The Admiralty agreed, and on 7 December 1872, H.M.S. Challenger, a steam-powered corvette of 2,300 tons, set forth from Sheerness. Thus began a three-and-a-half-year voyage of oceanographic exploration. Since Carpenter did not wish to command the expedition, Thomson was selected as head of the civilian scientists. Once at sea the staff of the Challenger began the arduous tasks of sounding, dredging, and taking serial temperatures and water samples. Their dredging confirmed that marine life exists at depths approaching three thousand fathoms. They also discovered nodules of almost pure manganese peroxide on the seafloor. As they dredged and sounded in deeper water, they discovered that a clay bottom is characteristic of great depths. The material of the ocean floor is the residue of a chemical process that removes the carbonate of lime from the calcareous skeletons of foraminifers, mollusks, and other species. In bottom deposits beyond four thousand fathoms in the Pacific Ocean, they discovered a seafloor with new characteristics–radiolarian ooze. John Murray, one of the staff naturalists, uncovered new data on the diurnal migration of plankton and the oceanic distribution of globigerina. The temperature readings at various depths in a number of areas contributed to the growing speculation as to the nature of oceanic circulation. This complex question was not resolved by the scientific staff of the Challenger, for there was no physicist aboard to analyze this problem. The Challenger expedition was weakest in its examination of the questions of physical oceanography. On 24 May 1876 the ship returned to her berth at Sheerness after a voyage of 68,890 nautical miles and after having made soundings at 362 stations.
Much of the work of the expedition still lay ahead, for the specimens and data collected had to be organized and distributed, and the scientific results published. Publication of this diverse information was an enormous task, one which ultimately cost the British Treasury over £100,000. Queen Victoria conferred a knighthood (1876) upon Thomson for his service to science. While Thomson established the format of the Challenger Reports, he did not live to see the completion of the publication of this multivolume work, which chronicled his epic years of oceanographic exploration.
BIBLIOGRAPHY
I. oRIGINAL Works.

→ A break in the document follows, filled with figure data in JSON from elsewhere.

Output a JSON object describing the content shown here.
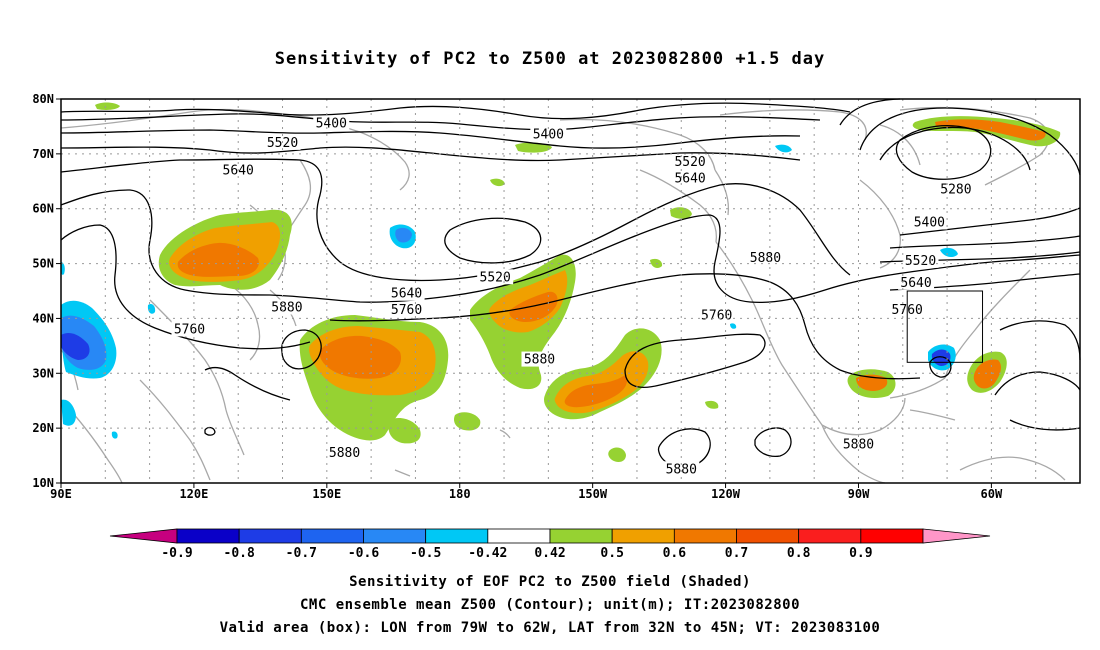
{
  "title": "Sensitivity of PC2 to Z500 at 2023082800 +1.5 day",
  "lat_labels": [
    "80N",
    "70N",
    "60N",
    "50N",
    "40N",
    "30N",
    "20N",
    "10N"
  ],
  "lon_labels": [
    "90E",
    "120E",
    "150E",
    "180",
    "150W",
    "120W",
    "90W",
    "60W"
  ],
  "lon_values_deg_east": [
    90,
    120,
    150,
    180,
    210,
    240,
    270,
    300
  ],
  "lat_values": [
    80,
    70,
    60,
    50,
    40,
    30,
    20,
    10
  ],
  "map_extent": {
    "lon_min": 90,
    "lon_max": 320,
    "lat_min": 10,
    "lat_max": 80
  },
  "valid_area_box": {
    "lon_west": -79,
    "lon_east": -62,
    "lat_south": 32,
    "lat_north": 45
  },
  "contour_labels": [
    {
      "text": "5400",
      "lon": 151,
      "lat": 75.5
    },
    {
      "text": "5400",
      "lon": 200,
      "lat": 73.5
    },
    {
      "text": "5520",
      "lon": 140,
      "lat": 72.0
    },
    {
      "text": "5640",
      "lon": 130,
      "lat": 67.0
    },
    {
      "text": "5520",
      "lon": 232,
      "lat": 68.5
    },
    {
      "text": "5640",
      "lon": 232,
      "lat": 65.5
    },
    {
      "text": "5280",
      "lon": 292,
      "lat": 63.5
    },
    {
      "text": "5400",
      "lon": 286,
      "lat": 57.5
    },
    {
      "text": "5880",
      "lon": 249,
      "lat": 51.0
    },
    {
      "text": "5520",
      "lon": 284,
      "lat": 50.5
    },
    {
      "text": "5520",
      "lon": 188,
      "lat": 47.5
    },
    {
      "text": "5640",
      "lon": 283,
      "lat": 46.5
    },
    {
      "text": "5640",
      "lon": 168,
      "lat": 44.5
    },
    {
      "text": "5880",
      "lon": 141,
      "lat": 42.0
    },
    {
      "text": "5760",
      "lon": 168,
      "lat": 41.5
    },
    {
      "text": "5760",
      "lon": 281,
      "lat": 41.5
    },
    {
      "text": "5760",
      "lon": 238,
      "lat": 40.5
    },
    {
      "text": "5760",
      "lon": 119,
      "lat": 38.0
    },
    {
      "text": "5880",
      "lon": 198,
      "lat": 32.5
    },
    {
      "text": "5880",
      "lon": 270,
      "lat": 17.0
    },
    {
      "text": "5880",
      "lon": 154,
      "lat": 15.5
    },
    {
      "text": "5880",
      "lon": 230,
      "lat": 12.5
    }
  ],
  "colorbar": {
    "labels": [
      "-0.9",
      "-0.8",
      "-0.7",
      "-0.6",
      "-0.5",
      "-0.42",
      "0.42",
      "0.5",
      "0.6",
      "0.7",
      "0.8",
      "0.9"
    ],
    "colors": [
      "#c6007f",
      "#0a00c8",
      "#1e3ce6",
      "#1e64f0",
      "#2888f5",
      "#00c8f5",
      "#ffffff",
      "#96d232",
      "#f0a000",
      "#f07800",
      "#f05000",
      "#fa1e1e",
      "#ff0000",
      "#ff96c8"
    ]
  },
  "shading_colors": {
    "pos_1": "#96d232",
    "pos_2": "#f0a000",
    "pos_3": "#f07800",
    "neg_1": "#00c8f5",
    "neg_2": "#2888f5",
    "neg_3": "#1e3ce6"
  },
  "captions": [
    "Sensitivity of EOF PC2 to Z500 field (Shaded)",
    "CMC ensemble mean Z500 (Contour); unit(m); IT:2023082800",
    "Valid area (box): LON from 79W to 62W, LAT from 32N to 45N; VT: 2023083100"
  ]
}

Thomson’s scientific papers are listed in the Royal Society’s Catalogue of Scientific Papers, V, VIII, XI , and XIX . For the cruises of the Porcupine and Lightning, consult The Depths of the Sea (London, 1873). A popular account of the Challenger’s activities in the Atlantic may be found in The Voyage of the Challenger. The Atlantic. A Preliminary Account of the General Results of the Exploring Voyage of H.M.S, Challenger During the Year 1873 and the Early Part of the Year 1876, 2 vols. (London, 1877). The scientific results were published in Report on the Scientific Results of the Voyage of H.M.S. Challenger during the Years 1873–1876, 50 vols. (London, 1880–1895).
II. Secondary Literature. For a biographical sketch of Thomson by a former student and assistant, see William Herdman, “Sir C. Wyville Thomson and the ‘Challenger’ Expedition,” in Founders of Oceanography and Their Work (London, 1923). 37–67. See also Margaret Deacon, “The Magnificent Generalization” and “The Voyage of H.M.S. Challenger,” in Scientists and the Sea. 1650–1900 (London. 1971), 306–332, 333–365. For an examination of the problems of publishing the reports of the expedition, consult Harold L. Burstyn, “Science and Government in the Nineteenth Century: the Challenger Expedition and its Report,” in Bulletin de l’lnstitut océanographique, 2 , spec. no. 2 (1968), 603–611.